Maybe the Pull Request Is the Problem
A recent paper argues human code review is redundant. I have mixed feelings — and I think the bigger question isn't whether to keep reviews. It's whether the pull request itself has run out of road.
A recent paper by Martin Monperrus opens with a fairly bold claim:
“Coding agents have reached a capability threshold at which human code review is redundant and should be replaced by agent-driven verification.”
Honestly, I have mixed feelings about that verdict. Let me try to unpack why.
Where I think the paper is right
A few of the underlying observations match what I see in the field.
PR reviews really are becoming the next bottleneck. Every additional team member increases output, and at some point the review queue is where all of that output piles up. I have experienced this myself, and I have heard enough other people describe the same dynamic that I would treat it as a stable pattern, not a one-off.
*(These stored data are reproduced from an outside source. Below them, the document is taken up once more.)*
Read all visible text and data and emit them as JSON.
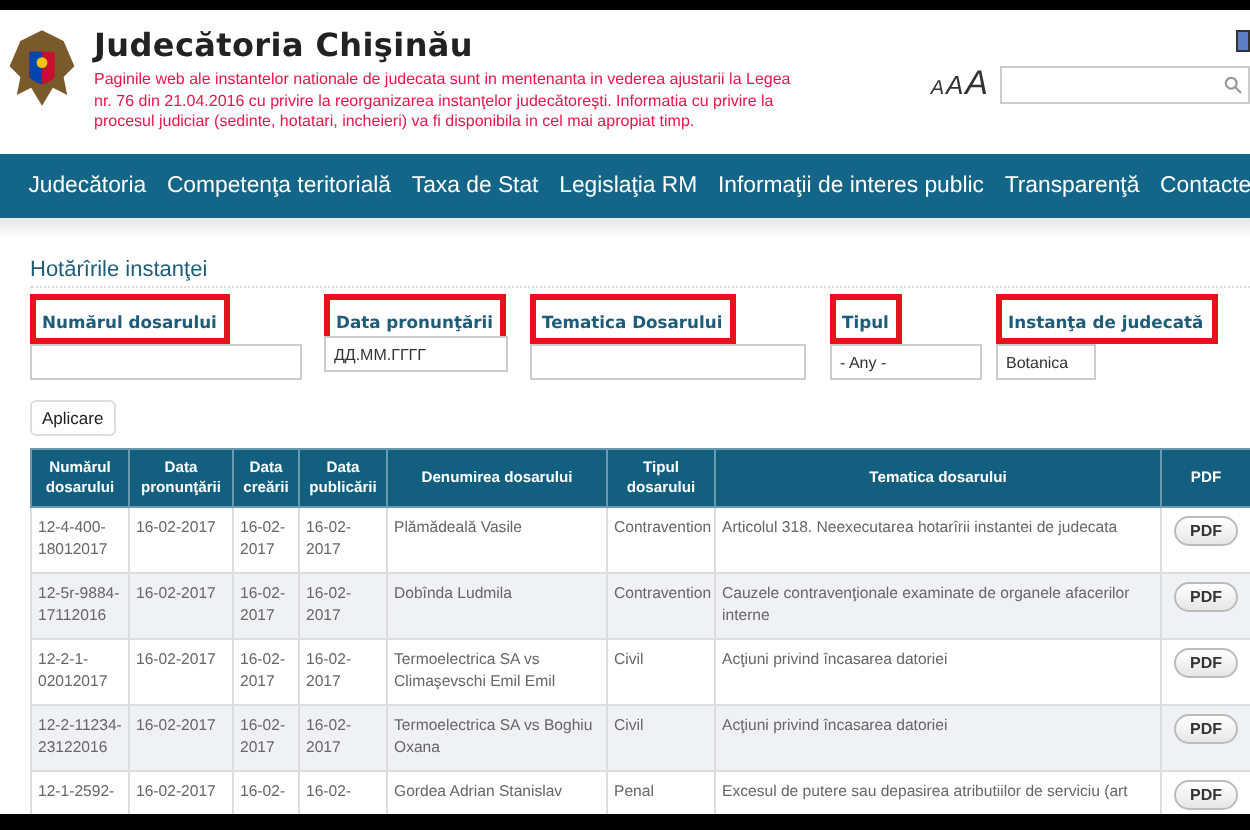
{
  "header": {
    "title": "Judecătoria Chişinău",
    "notice": "Paginile web ale instantelor nationale de judecata sunt in mentenanta in vederea ajustarii la Legea nr. 76 din 21.04.2016 cu privire la reorganizarea instanţelor judecătoreşti. Informatia cu privire la procesul judiciar (sedinte, hotatari, incheieri) va fi disponibila in cel mai apropiat timp.",
    "font_sizes": [
      "A",
      "A",
      "A"
    ]
  },
  "nav": [
    "Judecătoria",
    "Competenţa teritorială",
    "Taxa de Stat",
    "Legislaţia RM",
    "Informaţii de interes public",
    "Transparenţă",
    "Contacte"
  ],
  "page_title": "Hotărîrile instanţei",
  "filters": [
    {
      "kind": "text",
      "label": "Numărul dosarului",
      "highlighted": true
    },
    {
      "kind": "date",
      "label": "Data pronunţării",
      "placeholder": "ДД.ММ.ГГГГ",
      "highlighted": true
    },
    {
      "kind": "text",
      "label": "Tematica Dosarului",
      "highlighted": true
    },
    {
      "kind": "select",
      "label": "Tipul",
      "value": "- Any -",
      "highlighted": true
    },
    {
      "kind": "select",
      "label": "Instanţa de judecată",
      "value": "Botanica",
      "highlighted": true
    }
  ],
  "apply_button": "Aplicare",
  "table": {
    "columns": [
      "Numărul dosarului",
      "Data pronunţării",
      "Data creării",
      "Data publicării",
      "Denumirea dosarului",
      "Tipul dosarului",
      "Tematica dosarului",
      "PDF"
    ],
    "rows": [
      {
        "cells": [
          "12-4-400-18012017",
          "16-02-2017",
          "16-02-2017",
          "16-02-2017",
          "Plămădeală Vasile",
          "Contravention",
          "Articolul 318. Neexecutarea hotarîrii instantei de judecata"
        ],
        "button": "PDF"
      },
      {
        "cells": [
          "12-5r-9884-17112016",
          "16-02-2017",
          "16-02-2017",
          "16-02-2017",
          "Dobînda Ludmila",
          "Contravention",
          "Cauzele contravenţionale examinate de organele afacerilor interne"
        ],
        "button": "PDF"
      },
      {
        "cells": [
          "12-2-1-02012017",
          "16-02-2017",
          "16-02-2017",
          "16-02-2017",
          "Termoelectrica SA vs Climaşevschi Emil Emil",
          "Civil",
          "Acţiuni privind încasarea datoriei"
        ],
        "button": "PDF"
      },
      {
        "cells": [
          "12-2-11234-23122016",
          "16-02-2017",
          "16-02-2017",
          "16-02-2017",
          "Termoelectrica SA vs Boghiu Oxana",
          "Civil",
          "Acţiuni privind încasarea datoriei"
        ],
        "button": "PDF"
      },
      {
        "cells": [
          "12-1-2592-",
          "16-02-2017",
          "16-02-",
          "16-02-",
          "Gordea Adrian Stanislav",
          "Penal",
          "Excesul de putere sau depasirea atributiilor de serviciu (art"
        ],
        "button": "PDF"
      }
    ]
  }
}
Agentic review and rework can plausibly be part of the delivery pipeline. Multi-level reviews with adversarial passes, focused review lenses, and automated rework loops are not science fiction. I have built versions of this myself, and the experience is good enough that I expect this to become standard.
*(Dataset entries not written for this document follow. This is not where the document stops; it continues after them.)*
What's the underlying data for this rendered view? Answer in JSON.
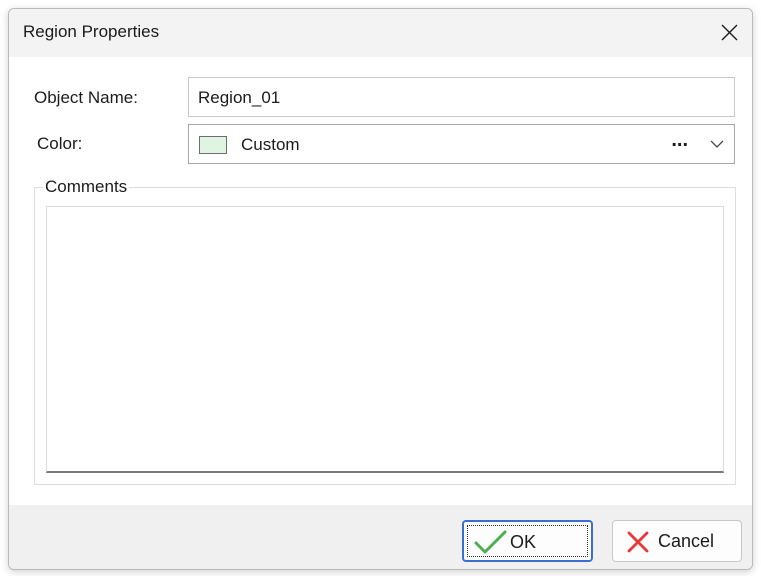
{
  "window": {
    "title": "Region Properties"
  },
  "form": {
    "object_name_label": "Object Name:",
    "object_name_value": "Region_01",
    "color_label": "Color:",
    "color_value": "Custom",
    "color_swatch": "#dff5e1",
    "color_more": "...",
    "comments_label": "Comments",
    "comments_value": ""
  },
  "buttons": {
    "ok_label": "OK",
    "cancel_label": "Cancel"
  },
  "icons": {
    "close": "close-icon",
    "chevron": "chevron-down-icon",
    "ok": "checkmark-icon",
    "cancel": "x-icon"
  },
  "colors": {
    "ok_check": "#4cae4f",
    "cancel_x": "#e53935",
    "default_button_border": "#3a6fd0"
  }
}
Developers increasingly become specifiers and orchestrators. This is close to reality too. The “product engineer” archetype keeps showing up more often when agents are in the mix. And in parallel, we are quietly seeing the revenge of agile principles in new clothes. Shifting security requirements or QA acceptance criteria left was good practice long before anyone was talking about agents. Sadly, only a handful of companies ever really went all in on it. Now that agentic capabilities have become a major productivity lever everyone wants to benefit from, the pressure to actually do shift-left is finally there.
So far, so reasonable.
What I think the paper underplays
Where I start to push back is on what is missing from the argument.
Before declaring reviews dead, what can we do to make them more time efficient? Part of the answer is using agents to do verification. Fine. But the other part is evidence. There is a big opportunity to capture and attach evidence as part of the contribution itself — protocols, screenshots, videos, demo artifacts, traces. A review where the contribution comes with a credible evidence package is a fundamentally different exercise than a review where the reviewer has to reconstruct what happened from a diff.
We are nowhere near being able to shift accountability fully to agents. Agents will not get woken up at night during an on-call. They will not get yelled at when there is a data privacy issue or a significant regression with monetary impact. Real people’s heads will be on the line if that happens. There is no “well, the agent messed up” path where things just move back to normal. So human contribution stewards — one of my new favourite terms — have to stay in the loop. They need to know what is going live.
Verification does not end when the code review is passed. That is only half of the picture. What really matters is when the code hits production.
Which leads me to the question that has been sitting with me since I read the paper.
Maybe the “pull request” part is the problem
I get a weird sense of déjà vu in a lot of agentic engineering conversations. So much of it feels like either a consequence of flow-oriented practices, or something we could just take from what advanced teams have been doing for quite a while.
My current suspicion is that the pull-request-based concept has reached the end of its usefulness in the mid term. Not now. But potentially soon.
What we should focus on instead is the agentic version of trunk-based development: feature toggles, agentic gradual rollout, and agentic release management — at least in the places where we have the luxury of doing continuous integration.
What I mean by that is doing all the verification we already talked about, but then also:
- rolling out the code in steps
- monitoring the rollout through observability tools
- having clear decision thresholds in place for when something needs to be rolled back
- being able to act on those thresholds automatically, e.g. by deactivating a feature toggle when something goes wrong
In that world, the review is no longer a single human gate at the end of a branch. It is one signal among many in a continuous, observable, reversible flow.
But that is probably a post for another time.